Here’s what the soaring inflation rate means for your retirement
Jason Heath: Time horizon and effects of ‘transitory’ inflation are clearly much longer and more widespread than anticipated
Higher prices have become top of mind for Canadians as the one-year inflation rate hit 5.7 per cent in February. This is the biggest annual increase since August 1991, when inflation was six per cent. There are far-ranging implications for workers and retirees and how they budget, invest and plan for retirement.

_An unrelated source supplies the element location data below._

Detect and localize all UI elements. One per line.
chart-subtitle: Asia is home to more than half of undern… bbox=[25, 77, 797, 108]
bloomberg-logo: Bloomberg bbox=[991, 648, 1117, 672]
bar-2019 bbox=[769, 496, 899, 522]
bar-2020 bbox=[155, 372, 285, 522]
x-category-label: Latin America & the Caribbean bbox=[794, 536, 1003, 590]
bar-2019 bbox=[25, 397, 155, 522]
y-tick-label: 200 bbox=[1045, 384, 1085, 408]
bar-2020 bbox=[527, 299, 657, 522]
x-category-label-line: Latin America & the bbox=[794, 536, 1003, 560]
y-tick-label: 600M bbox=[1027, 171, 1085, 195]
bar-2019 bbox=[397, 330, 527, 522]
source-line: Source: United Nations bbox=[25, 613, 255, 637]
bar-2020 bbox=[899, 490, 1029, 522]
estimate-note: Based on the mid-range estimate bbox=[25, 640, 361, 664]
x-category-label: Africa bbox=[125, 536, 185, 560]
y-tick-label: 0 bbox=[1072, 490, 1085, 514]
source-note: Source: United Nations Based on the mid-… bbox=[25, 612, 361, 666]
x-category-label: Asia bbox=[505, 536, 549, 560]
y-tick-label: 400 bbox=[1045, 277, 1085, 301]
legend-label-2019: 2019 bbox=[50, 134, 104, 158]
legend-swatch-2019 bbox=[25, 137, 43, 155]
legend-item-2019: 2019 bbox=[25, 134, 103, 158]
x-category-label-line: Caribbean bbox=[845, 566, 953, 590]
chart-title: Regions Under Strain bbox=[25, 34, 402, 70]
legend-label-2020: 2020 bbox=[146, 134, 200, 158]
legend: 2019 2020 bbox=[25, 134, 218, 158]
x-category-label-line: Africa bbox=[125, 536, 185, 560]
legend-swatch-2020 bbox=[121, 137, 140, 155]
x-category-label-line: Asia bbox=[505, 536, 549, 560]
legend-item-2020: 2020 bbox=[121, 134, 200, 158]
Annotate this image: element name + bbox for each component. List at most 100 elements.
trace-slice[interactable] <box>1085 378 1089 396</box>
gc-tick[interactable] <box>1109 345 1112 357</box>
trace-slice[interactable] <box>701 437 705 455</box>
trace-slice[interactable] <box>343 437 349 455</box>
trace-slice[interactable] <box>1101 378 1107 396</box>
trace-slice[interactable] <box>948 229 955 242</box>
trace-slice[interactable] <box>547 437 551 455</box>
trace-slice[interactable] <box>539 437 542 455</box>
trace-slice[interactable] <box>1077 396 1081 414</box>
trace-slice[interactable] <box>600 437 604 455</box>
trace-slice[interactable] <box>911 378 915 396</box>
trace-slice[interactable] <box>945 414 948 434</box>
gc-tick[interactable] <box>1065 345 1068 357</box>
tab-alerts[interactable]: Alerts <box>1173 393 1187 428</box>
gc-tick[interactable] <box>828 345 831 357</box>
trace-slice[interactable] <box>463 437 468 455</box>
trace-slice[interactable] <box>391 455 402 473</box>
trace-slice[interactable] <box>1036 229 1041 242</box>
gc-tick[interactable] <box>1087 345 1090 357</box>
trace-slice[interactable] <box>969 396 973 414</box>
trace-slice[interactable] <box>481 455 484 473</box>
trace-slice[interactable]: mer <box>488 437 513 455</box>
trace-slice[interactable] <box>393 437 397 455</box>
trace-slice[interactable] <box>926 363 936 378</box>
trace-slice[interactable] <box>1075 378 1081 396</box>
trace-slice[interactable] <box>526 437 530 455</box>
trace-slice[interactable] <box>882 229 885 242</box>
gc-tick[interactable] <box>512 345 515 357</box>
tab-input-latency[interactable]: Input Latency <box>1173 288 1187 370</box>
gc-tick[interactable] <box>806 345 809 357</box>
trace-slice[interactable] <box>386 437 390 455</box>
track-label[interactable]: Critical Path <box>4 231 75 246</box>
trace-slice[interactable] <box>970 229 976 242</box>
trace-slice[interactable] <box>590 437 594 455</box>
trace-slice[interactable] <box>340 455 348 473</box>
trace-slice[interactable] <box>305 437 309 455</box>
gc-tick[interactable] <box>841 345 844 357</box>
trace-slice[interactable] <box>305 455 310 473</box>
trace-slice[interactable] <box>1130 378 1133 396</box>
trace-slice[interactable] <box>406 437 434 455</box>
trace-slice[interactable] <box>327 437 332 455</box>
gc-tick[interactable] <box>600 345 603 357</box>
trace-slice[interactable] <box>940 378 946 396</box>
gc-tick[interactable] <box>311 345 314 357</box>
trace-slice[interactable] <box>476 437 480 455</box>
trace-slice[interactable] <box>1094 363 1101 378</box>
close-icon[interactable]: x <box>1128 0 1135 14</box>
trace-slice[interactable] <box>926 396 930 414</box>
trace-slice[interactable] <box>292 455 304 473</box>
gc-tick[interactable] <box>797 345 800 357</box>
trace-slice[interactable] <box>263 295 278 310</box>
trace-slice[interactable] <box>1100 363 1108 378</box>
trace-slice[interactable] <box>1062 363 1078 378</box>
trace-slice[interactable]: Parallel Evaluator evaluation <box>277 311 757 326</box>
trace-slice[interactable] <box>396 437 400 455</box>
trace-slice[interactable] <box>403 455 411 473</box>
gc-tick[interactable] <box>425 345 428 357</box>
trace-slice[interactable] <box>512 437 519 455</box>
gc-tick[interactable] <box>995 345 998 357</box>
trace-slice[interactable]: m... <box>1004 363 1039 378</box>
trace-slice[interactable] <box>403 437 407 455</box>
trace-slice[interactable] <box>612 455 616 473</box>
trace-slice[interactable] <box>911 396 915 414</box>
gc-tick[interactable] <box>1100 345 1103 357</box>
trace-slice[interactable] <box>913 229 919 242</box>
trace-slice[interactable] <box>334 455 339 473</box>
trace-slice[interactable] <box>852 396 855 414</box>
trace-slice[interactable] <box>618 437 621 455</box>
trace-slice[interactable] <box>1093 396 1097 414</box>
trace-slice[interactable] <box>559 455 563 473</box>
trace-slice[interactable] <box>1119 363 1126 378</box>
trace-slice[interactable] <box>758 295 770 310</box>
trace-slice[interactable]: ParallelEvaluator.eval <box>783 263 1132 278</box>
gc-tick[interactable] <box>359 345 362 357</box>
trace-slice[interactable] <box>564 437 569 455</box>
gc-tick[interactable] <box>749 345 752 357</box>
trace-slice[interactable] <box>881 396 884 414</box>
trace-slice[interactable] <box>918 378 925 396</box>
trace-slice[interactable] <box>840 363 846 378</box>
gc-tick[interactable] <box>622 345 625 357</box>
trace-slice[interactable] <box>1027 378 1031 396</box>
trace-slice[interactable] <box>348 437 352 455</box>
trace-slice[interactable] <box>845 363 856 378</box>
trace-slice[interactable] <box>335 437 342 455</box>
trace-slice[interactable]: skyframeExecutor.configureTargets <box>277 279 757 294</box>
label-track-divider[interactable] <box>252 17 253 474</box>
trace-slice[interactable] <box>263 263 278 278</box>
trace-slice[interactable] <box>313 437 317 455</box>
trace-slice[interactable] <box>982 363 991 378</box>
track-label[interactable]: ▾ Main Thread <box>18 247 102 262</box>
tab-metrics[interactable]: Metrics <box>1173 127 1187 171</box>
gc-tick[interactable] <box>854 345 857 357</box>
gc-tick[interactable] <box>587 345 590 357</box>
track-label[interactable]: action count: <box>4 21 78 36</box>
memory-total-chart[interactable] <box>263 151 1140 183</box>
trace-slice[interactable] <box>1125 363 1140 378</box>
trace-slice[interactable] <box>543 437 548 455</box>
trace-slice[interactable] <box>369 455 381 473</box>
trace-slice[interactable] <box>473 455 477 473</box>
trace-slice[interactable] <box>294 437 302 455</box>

Over the past 30 years, inflation has averaged 1.9 per cent. The Bank of Canada adopted an inflation-control target in 1991 with a goal to keep annual inflation between one and three per cent and ideally close to the two per cent midpoint of that range. The central bank says it raises or lowers interest rates “in order to achieve the target typically within a horizon of six to eight quarters — the time that it usually takes for policy actions to work their way through the economy and have their full effect on inflation.”
Now, inflation has taken hold globally. Annual inflation in the U.S. (7.9 per cent), India (6.1 per cent), and the euro area (5.9 per cent) has been heating up, and most countries in Africa and South America have rates over five per cent as well. In 2021, as inflationary pressures began to build, many — most notably the U.S. Federal Reserve — believed that inflation was transitory or temporary and unlikely to persist. Now, the question becomes, what if it does?
Statistics Canada reported the average hourly wage increased by just 1.8 per cent from 2020 to 2021. If inflation remains persistently high, workers whose earnings cannot keep up with the rate of inflation are effectively getting a pay cut. Employees should consider this in their salary negotiations and business owners should consider it with regards to their pricing and staffing.